Every major bubble follows a familiar script:

  1. A real innovation appears

  2. Speculation overtakes utility

  3. Prices rise because prices are rising

  4. Dissent is ridiculed

  5. Collapse follows

Tulip bulbs in the 1630s traded for the price of houses.
Railways in the 1840s promised a new world—and delivered bankruptcies.
The Roaring Twenties had cars, electricity, and radios—followed by the Great Depression.
The dot-com era had the internet—Wall Street, media hype, and “new economy” logic—then an 85% Nasdaq crash.

The technology was always real.
The pricing never was.


The Emperor’s New Clothes, Revisited

In Denmark, we grow up with Hans Christian Andersen’s The Emperor’s New Clothes. Two fraudsters convince an emperor they’ve made magical garments invisible only to the unworthy. No one admits they see nothing—until a child speaks the obvious truth.

Financial bubbles depend on the same social pressure.

Nobody wants to be the “stupid one” who doesn’t get it.


Bitcoin and the Largest Bubble Yet

Let’s look at scale.

Buffett and Munger often reference market capitalization to GDP as a broad measure of financial excess:

  • 1929: ~89%

  • 2000 (dot-com peak): ~136%

  • 2007 (pre-financial crisis): ~107%

  • Today: ~226%

This is not normal.

Bitcoin alone is up over 1.2 million percent since 2012. The Nasdaq and crypto markets now move in near-lockstep.

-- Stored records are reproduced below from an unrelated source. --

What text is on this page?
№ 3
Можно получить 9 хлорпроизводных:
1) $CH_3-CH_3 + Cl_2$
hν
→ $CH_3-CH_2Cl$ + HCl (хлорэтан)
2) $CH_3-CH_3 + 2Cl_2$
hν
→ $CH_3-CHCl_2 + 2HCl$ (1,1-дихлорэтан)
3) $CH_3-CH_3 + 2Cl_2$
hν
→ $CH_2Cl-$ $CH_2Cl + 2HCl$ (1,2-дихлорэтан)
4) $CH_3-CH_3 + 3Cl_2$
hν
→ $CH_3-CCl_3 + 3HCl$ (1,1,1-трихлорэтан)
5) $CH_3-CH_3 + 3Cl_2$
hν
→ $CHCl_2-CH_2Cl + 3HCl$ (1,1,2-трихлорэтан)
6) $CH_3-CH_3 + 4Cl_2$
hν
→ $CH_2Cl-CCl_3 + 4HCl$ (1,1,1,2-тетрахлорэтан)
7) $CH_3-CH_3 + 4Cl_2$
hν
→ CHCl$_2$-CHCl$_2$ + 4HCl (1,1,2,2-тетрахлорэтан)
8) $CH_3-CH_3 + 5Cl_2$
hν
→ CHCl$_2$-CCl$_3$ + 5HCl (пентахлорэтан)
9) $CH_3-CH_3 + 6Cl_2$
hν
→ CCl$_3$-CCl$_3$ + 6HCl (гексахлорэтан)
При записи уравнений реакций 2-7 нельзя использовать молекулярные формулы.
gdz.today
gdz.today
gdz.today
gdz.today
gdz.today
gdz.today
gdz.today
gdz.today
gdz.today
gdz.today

In the dot-com crash, the Nasdaq fell 85%—and that bubble was far smaller than today’s AI-and-crypto-fueled exuberance.

Bitcoin historically falls more than the Nasdaq in downturns.

If we enter a recession—and rising unemployment has always preceded recessions—what happens when the broader market cracks?

A 95% drawdown in Bitcoin is not unthinkable. It is historically consistent.


Technology ≠ Guaranteed Returns

None of this denies the reality of blockchain technology—just as railways, electricity, and the internet were real. But innovation does not protect investors from overpaying.

Markets don’t crash because technology fails.
They crash because expectations detach from reality.


The Hardest Truth

Bitcoin may survive. Crypto may survive. Some companies will emerge stronger.

But bubbles do not deflate gently. They burst.

And when they do, the crowd that once mocked skepticism will insist no one could have seen it coming.

History says otherwise.

Sometimes, it takes the courage to be the child in the crowd—the one willing to say: the emperor isn’t wearing any clothes.

Warren Buffett and Charlie Munger did.
So did Isaac Newton—after it was too late.

The rest of us still have time to listen.